Gotch estimated about 20-25,000 sockeye should be arriving at the blockage area in July and around 3,500 king salmon. The goal is to transport 8,000 sockeye and 1,000 Chinook upstream of the slide. As of July 17th, Fisheries and Oceans had helicoptered about 2,000 fish total, 1,700 sockeye and 300 Chinook, around the barrier. The hope was to transport about 400 fish per day through the end of July.

Gotch said one recent development is that some of the salmon have been able to make it around the slide. “Our technicians working in the area have observed that a small number of fish have been able to ascend or migrate past the barrier on their own accord. So this suggests to us that some fish are certainly getting past the barrier at this point in time. We don’t know how many but in fact any additional fish will be beneficial to sustaining the run in the long term.”
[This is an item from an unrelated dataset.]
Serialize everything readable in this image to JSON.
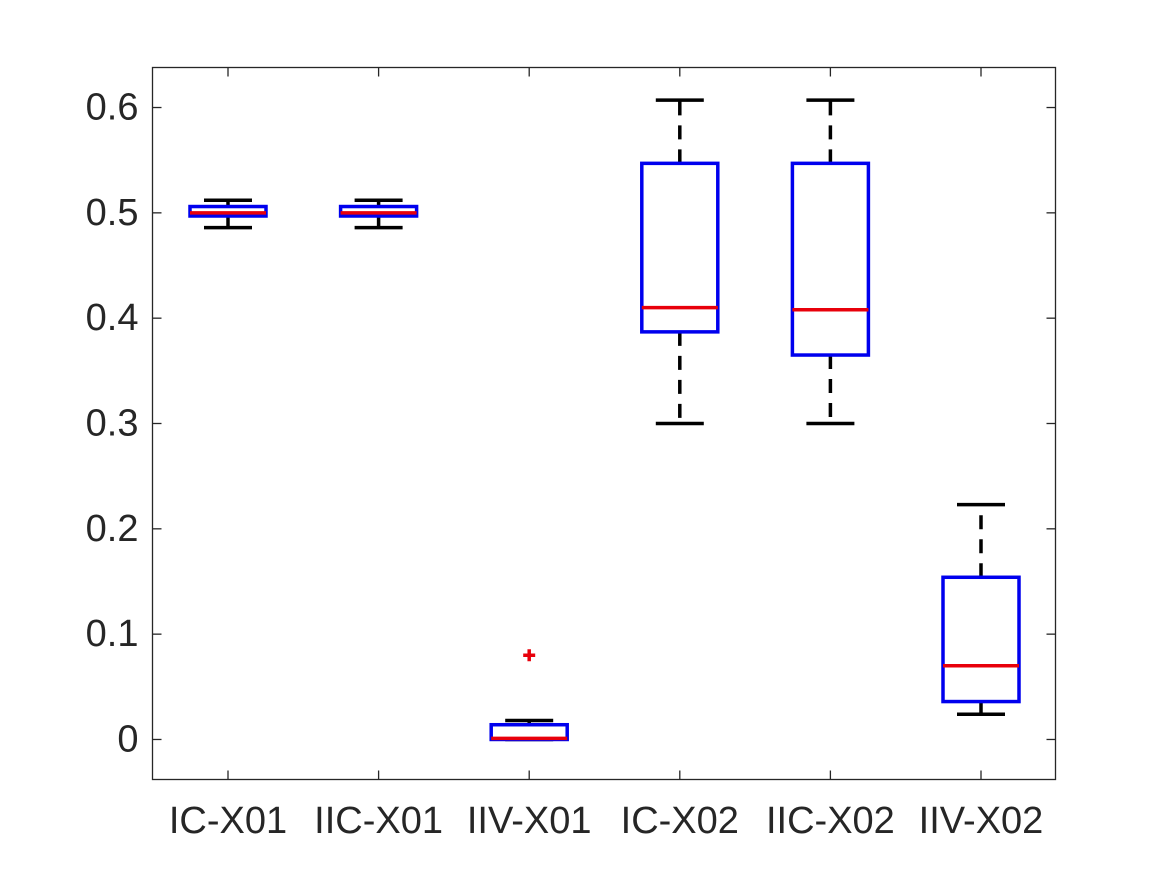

It’s not the first blockage on the Tahltan. A similar barrier occurred in 1965. Fisheries and Oceans also transported fish that year. “In that particular case the barrier remediated itself or resolved itself the following year during the freshet or spring flood water period, where basically there was sufficient erosion that fish passage was naturally re-established for the coming return.”

The Tahltan sockeye and kings are caught by commercial fishing boats in Southeast Alaskan waters. Troy Thynes is the Alaska Department of Fish and Game’s area management biologist for Petersburg and Wrangell. He said managers are concerned with whether enough fish will make it back to spawning grounds, also known escapement. “Even though we’ve passed plenty of fish into the river for escapement, escapement is a concern this year,” Thynes said.

Fish and Game’s latest in-season forecast for the Tahltan sockeye run is 150,000. “Like I said it’s a big concern to both the US and Canada and Canada’s been making some very good effort and doing everything they can to get some fish over the barrier so we can have escapement there.”

The salmon are also caught in subsistence fisheries on the Stikine River. Across the border, Fisheries and Oceans Canada will re-evaluate the slide and barrier this fall and determine if they need to remove some of the barrier for future years.